In 2010, newly married and having just quit a 10-year job as a reporter in Palm Springs, the author took a relatively low-budget trip to places her mother, who was suffering the late stages of Alzheimer's disease, had always wanted to see and others that were on her own bucket list. The first couple weeks were a sort of honeymoon, with Downs and her husband, Jason, staying in Peru at a freezing-cold hostel, facing dangers while climbing the Inca Trail, and getting attacked by mosquitoes in the Amazon rainforest. Then Jason returned to work, leaving Downs to make her way through South America, Africa, and Asia, sometimes on her own and other times with companions she met along the way—and often without internet or phone access to communicate with her family and friends.

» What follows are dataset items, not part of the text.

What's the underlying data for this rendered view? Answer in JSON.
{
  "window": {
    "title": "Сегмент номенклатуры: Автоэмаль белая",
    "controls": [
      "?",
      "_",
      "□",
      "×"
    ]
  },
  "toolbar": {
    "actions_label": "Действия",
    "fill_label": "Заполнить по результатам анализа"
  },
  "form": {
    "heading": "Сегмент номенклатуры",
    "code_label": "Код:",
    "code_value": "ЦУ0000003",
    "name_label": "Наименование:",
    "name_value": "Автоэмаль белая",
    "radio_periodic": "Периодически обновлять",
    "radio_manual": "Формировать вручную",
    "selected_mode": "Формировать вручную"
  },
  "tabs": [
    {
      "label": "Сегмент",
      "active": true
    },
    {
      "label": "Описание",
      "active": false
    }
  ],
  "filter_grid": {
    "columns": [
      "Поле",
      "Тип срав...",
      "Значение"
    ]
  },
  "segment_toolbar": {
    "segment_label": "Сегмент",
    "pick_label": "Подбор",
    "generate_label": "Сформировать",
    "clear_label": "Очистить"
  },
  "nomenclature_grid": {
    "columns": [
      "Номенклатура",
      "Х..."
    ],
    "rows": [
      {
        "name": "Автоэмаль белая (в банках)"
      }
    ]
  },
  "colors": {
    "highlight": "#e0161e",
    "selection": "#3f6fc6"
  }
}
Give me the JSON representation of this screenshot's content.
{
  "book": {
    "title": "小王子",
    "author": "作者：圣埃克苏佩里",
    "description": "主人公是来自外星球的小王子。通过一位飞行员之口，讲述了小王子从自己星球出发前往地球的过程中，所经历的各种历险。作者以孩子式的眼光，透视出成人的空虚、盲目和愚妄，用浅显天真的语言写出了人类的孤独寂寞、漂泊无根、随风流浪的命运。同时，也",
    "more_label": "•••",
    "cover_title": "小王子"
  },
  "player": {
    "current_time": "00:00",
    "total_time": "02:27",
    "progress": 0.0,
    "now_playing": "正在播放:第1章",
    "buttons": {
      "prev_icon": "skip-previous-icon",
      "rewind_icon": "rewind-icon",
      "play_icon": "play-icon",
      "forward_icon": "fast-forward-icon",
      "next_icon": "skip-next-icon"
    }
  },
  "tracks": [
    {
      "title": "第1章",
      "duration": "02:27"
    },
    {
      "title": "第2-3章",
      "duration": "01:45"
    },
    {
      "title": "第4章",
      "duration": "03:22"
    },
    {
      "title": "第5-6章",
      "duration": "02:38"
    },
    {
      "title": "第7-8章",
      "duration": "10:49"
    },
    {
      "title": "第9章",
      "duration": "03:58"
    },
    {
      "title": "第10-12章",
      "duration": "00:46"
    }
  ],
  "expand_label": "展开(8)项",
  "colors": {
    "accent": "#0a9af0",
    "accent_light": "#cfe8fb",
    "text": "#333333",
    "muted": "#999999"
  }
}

She often paid for her food and lodging by volunteering or working, sometimes teaching English and one time working as a DJ playing American country music in Uganda. When her mother died, Downs was staying at a yoga retreat in Egypt. “Word of my mother’s death,” she writes, “spreads quickly through the dozen or so long-term residents, and they rush to take on some of my pain.” She returned home for the funeral and then set off again. At multiple points, the author seems to be trying to assure herself that her travel is truly for her mother and not a form of escape. Recounting a whitewater rafting trip on the Nile, she writes, “I knew she would take chances if she had the opportunity. I have to do this, because she cannot.” Downs has a fluid, conversational writing style, zooming in to particular anecdotes that illuminate her experience rather than trying to cover the entire year. While the segments devoted to her mother and her disease are integrated rather awkwardly into the narrative, the travel sections are compelling and lively.
A poignant tale of connection and disconnection through travel.